Потом Капитан отнес странно тихую, покорную Нику в спальню и еще раз овладел ею. Она принимала любые позы, повинуясь рукам Джека, стонала, кричала, прижималась к нему. Потом, умиротворенная, спокойная ткнулась ему в плечо и быстро уснула.
Через пару часов Эндфилд проснулся. Яр силился одолеть плотные шторы и поляризационные фильтры на окнах. Девушка, уловив его движение поднялась на локте.
– Пора вставать, мой герой.
– Ты давно проснулась?
– Не очень. Вот лежу и думаю, что надо подниматься.
Джек покосился на отблески яркого дня за окнами:
– Пожалуй. У меня много дел. Но сначала слетаю, разомнусь.
Капитану показалось, что Ника облегченно вздохнула.
Потом они позавтракали. Эндфилд собрался.
– Не задерживайся, я буду скучать по тебе, – сказала она легонько целуя его в губы.
- Хорошо, любимая, - ответил он.
Девушка дала ему пакет с бутербродами, долго стояла на крыльце дома, глядя, как набирает высоту гравилет Капитана, потом повернулась и пошла обратно.

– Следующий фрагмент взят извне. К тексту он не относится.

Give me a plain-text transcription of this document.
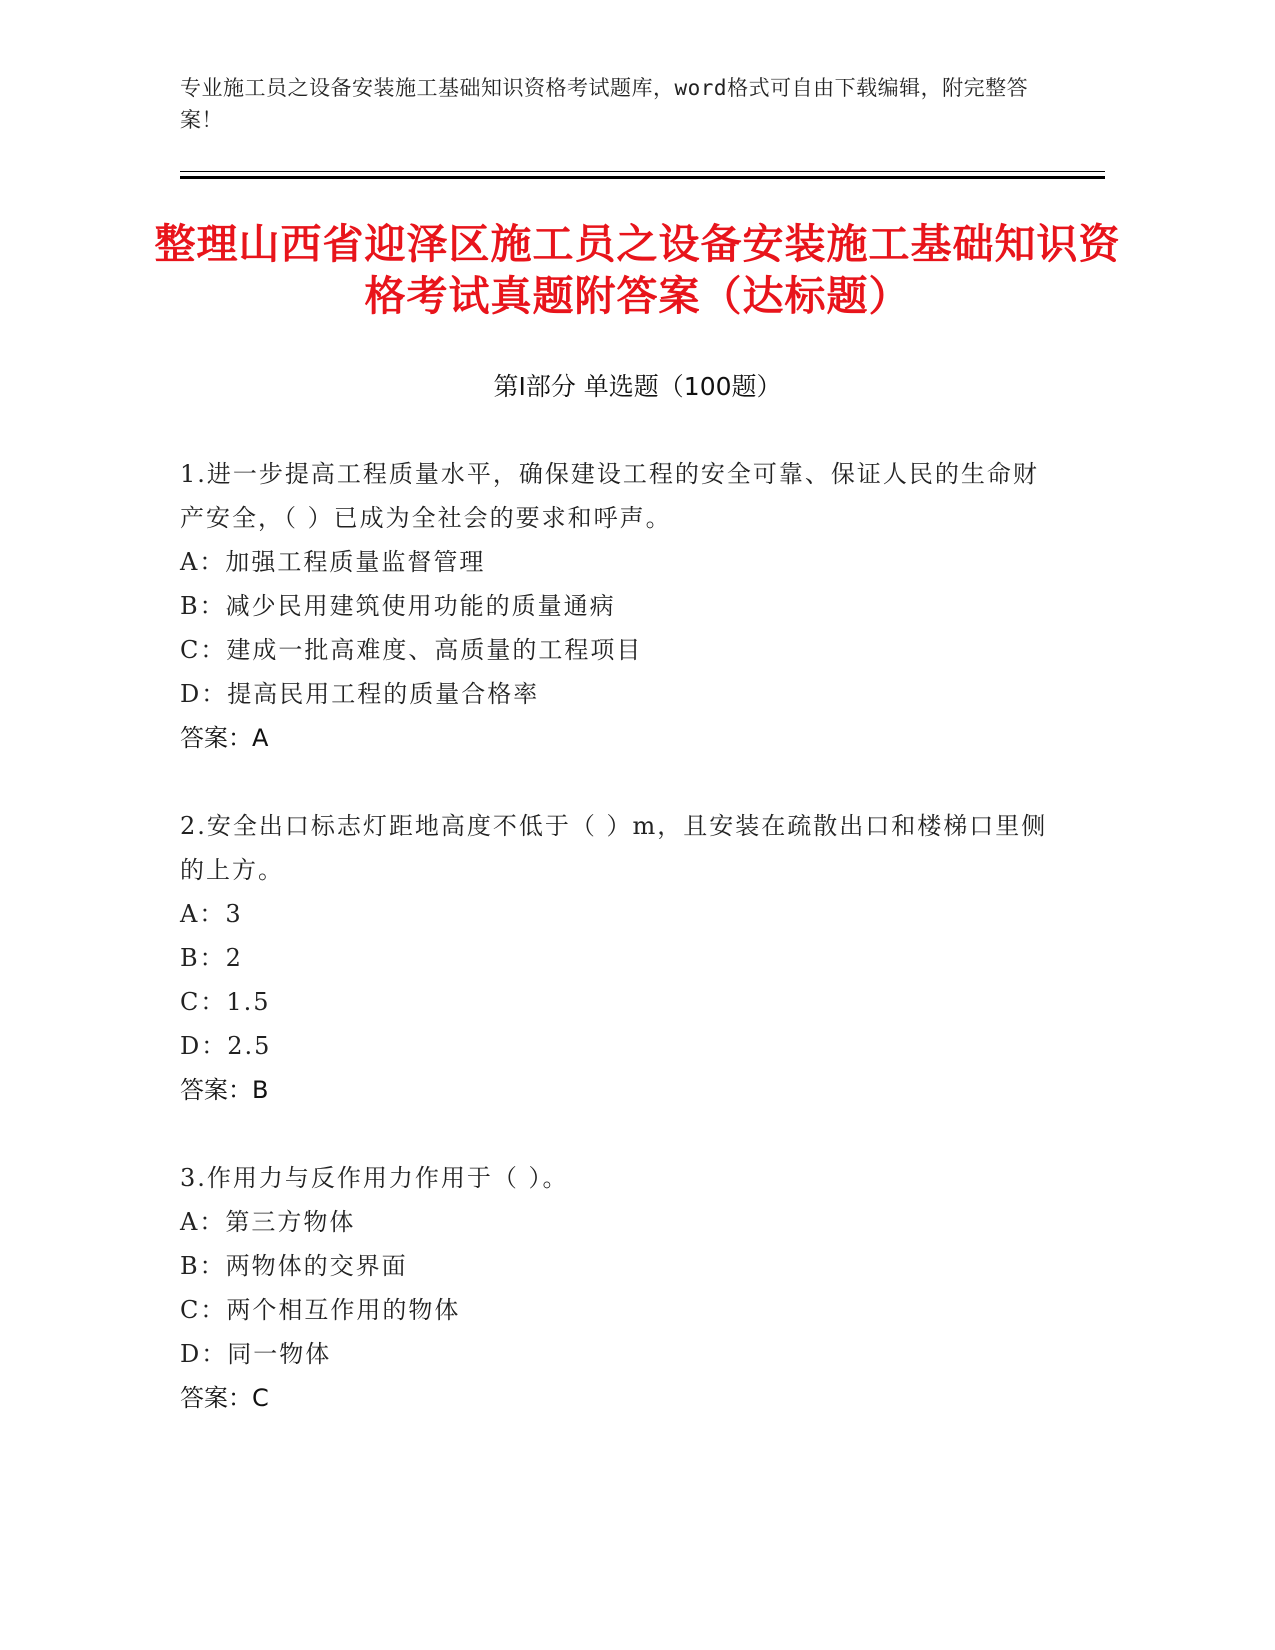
专业施工员之设备安装施工基础知识资格考试题库，word格式可自由下载编辑，附完整答案！
整理山西省迎泽区施工员之设备安装施工基础知识资格考试真题附答案（达标题）
第Ⅰ部分 单选题（100题）

1.进一步提高工程质量水平，确保建设工程的安全可靠、保证人民的生命财产安全，（ ）已成为全社会的要求和呼声。

A： 加强工程质量监督管理
B： 减少民用建筑使用功能的质量通病
C： 建成一批高难度、高质量的工程项目
D： 提高民用工程的质量合格率
答案：A

2.安全出口标志灯距地高度不低于（ ）m，且安装在疏散出口和楼梯口里侧的上方。

A： 3
B： 2
C： 1.5
D： 2.5
答案：B

3.作用力与反作用力作用于（ ）。

A： 第三方物体
B： 两物体的交界面
C： 两个相互作用的物体
D： 同一物体
答案：C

Выпустила целую армию роботов, дав задание привести дом в порядок, а сама надев черное трико, пошла в спортивный зал, где под музыку стала выделывать сложнейшие акробатические фигуры.
Джек размялся на своем обычном месте, на берегу реки, залез в воду, долго и с удовольствием плавал. Окончив тренировку, он затянулся в парадную форму и набрал номер.

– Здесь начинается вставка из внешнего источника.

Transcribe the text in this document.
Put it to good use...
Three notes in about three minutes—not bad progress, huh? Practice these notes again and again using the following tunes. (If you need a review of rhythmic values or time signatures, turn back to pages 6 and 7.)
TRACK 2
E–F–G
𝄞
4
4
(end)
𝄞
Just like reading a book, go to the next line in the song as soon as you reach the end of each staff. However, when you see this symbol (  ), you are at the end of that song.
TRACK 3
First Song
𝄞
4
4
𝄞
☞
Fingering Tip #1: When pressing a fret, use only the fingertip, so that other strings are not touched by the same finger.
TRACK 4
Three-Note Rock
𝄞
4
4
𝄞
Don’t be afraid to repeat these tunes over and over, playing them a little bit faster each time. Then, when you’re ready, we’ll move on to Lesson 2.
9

На экране появилась услужливая физиономия клерка:
– Объединенный банк. Слушаю Вас.

конец пятой главы

6. МЕДОВЫЙ МЕСЯЦ
окончательный вариант 2.

Вечером Джек вернулся. Открыл дверь ключом, который отнял у Лазарева.
Дом встретил его идеальным порядком и чистотой. Исчезли унылые чехлы, связки книг на полу, пыль, завалы из вещей и мебели. Люстры и настенные светильники бросали яркий свет на свежую краску стен, ковры, картины, вазы.
Ника вышла к нему навстречу, одетая в домашнее фиолетовом платье с глубоким вырезом. Капитан протянул ей огромный букет алых роз.
– Какая прелесть! Спасибо, мой герой, – она уткнулась в цветы носом, вдыхая запах, потом отдала их роботу и поцеловала Эндфилда.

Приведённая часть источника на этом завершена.